En tout état de cause, la modification unilatérale du contrat a préjudicié à l'appelant qui est fondé en sa demande de réparation. Le premier juge lui a accordé une somme de 100 € à titre de dommages et intérêts, mais il doit être tenu compte de la poursuite dans le temps des effets de cette modification, de la résistance de l'intimée et des préjudices financiers et de jouissance qui en sont nécessairement découlés.

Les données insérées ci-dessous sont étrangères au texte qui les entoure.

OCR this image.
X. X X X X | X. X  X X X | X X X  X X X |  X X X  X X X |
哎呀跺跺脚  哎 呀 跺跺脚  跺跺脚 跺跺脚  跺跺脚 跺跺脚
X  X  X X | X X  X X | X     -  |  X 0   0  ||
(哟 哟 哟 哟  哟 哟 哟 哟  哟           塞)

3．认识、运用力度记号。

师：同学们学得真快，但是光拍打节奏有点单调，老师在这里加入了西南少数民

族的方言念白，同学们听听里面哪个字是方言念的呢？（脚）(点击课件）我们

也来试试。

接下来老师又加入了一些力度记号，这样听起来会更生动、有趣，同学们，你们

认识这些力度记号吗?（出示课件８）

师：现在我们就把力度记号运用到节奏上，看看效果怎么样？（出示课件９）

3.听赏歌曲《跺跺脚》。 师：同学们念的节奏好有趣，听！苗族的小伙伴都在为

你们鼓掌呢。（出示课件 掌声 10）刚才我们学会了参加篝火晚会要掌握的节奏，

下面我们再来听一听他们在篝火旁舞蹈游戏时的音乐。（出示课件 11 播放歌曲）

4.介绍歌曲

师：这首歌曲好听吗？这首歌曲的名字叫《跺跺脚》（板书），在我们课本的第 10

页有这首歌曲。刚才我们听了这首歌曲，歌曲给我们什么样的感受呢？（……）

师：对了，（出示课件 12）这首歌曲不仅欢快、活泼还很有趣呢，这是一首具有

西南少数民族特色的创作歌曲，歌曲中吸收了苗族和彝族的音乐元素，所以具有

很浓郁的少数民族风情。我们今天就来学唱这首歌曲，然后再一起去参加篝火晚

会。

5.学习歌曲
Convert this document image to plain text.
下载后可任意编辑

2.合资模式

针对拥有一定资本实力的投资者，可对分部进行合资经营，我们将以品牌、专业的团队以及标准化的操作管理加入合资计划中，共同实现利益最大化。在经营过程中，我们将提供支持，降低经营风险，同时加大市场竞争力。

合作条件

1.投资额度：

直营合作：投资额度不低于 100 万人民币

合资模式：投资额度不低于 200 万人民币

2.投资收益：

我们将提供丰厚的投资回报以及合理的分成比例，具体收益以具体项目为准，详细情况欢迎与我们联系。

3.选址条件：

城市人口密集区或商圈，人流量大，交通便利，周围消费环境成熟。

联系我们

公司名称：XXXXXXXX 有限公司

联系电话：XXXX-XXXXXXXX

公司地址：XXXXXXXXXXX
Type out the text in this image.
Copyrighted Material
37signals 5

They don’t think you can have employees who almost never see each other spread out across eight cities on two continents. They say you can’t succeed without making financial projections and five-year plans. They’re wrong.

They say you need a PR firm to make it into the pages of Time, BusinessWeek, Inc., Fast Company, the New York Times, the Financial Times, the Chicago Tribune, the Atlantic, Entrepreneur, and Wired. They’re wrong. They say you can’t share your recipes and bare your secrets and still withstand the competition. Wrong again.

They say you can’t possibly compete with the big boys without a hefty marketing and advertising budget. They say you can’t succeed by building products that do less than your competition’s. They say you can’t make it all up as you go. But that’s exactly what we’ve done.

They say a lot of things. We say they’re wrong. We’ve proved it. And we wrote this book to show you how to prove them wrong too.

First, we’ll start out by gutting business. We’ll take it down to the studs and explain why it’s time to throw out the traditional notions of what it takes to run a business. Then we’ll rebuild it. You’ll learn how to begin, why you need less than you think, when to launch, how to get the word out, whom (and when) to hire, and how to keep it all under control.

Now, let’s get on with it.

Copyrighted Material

Le préjudice causé ne sera complètement réparé dans toutes ses composantes que par l'allocation d'une somme de 1.000 € à titre de dommages et intérêts.

La mauvaise foi de l'appelant n'est par contre aucunement établie et la société intimée sera déboutée de toutes ses prétentions à son encontre.

Enfin, l'équité commande d'allouer en appel à l'intimé une indemnité de 800 € sur le fondement de l'article 700 du nouveau code de procédure civile.

[minute page 6] Les dépens de l'appel seront intégralement supportés par la société intimée.

 

DISPOSITIF (décision proprement dite)                                                            (N.B. : mention ne figurant pas sur l’original)

PAR CES MOTIFS :

LA COUR,

Statuant publiquement, par arrêt contradictoire et en dernier ressort,

Déclare les appels principal et incident recevables en la forme,

Au fond :

Confirme le jugement, sauf en ce qu'il a limité au 4 octobre 2001 la condamnation à fournir une facturation selon les modalités contractuelles initiales et a ainsi retenu un rythme bimestriel et sauf en ce qu'il a fixé à 100 € le montant des dommages et intérêts alloués,

Statuant à nouveau de ces chefs,

Dit que la condamnation à fournir une facturation selon les modalités contractuelles initiales n'est pas limitée dans le temps et doit être mensuelle au regard de l'accord donné par monsieur X.,

Condamne la société Orange France à payer à monsieur X. une somme de 1.000 € à titre de dommages et intérêts,

[minute page 7] Y ajoutant :

Condamne la société Orange France à payer à monsieur X. une indemnité de 800 € sur le fondement de l'article 700 du nouveau code de procédure civile,

Déboute les parties des autres demandes,

Condamne la société Orange France aux entiers dépens dont distraction pour ceux d'appel au profit de Maître Patrick LE BARAZER, Avoué à la Cour, dans les termes de l'article 699 du Nouveau Code de Procédure Civile.

Signé par Monsieur Louis MONTAMAT, Président, et par Madame Armelle FRITZ, Greffière.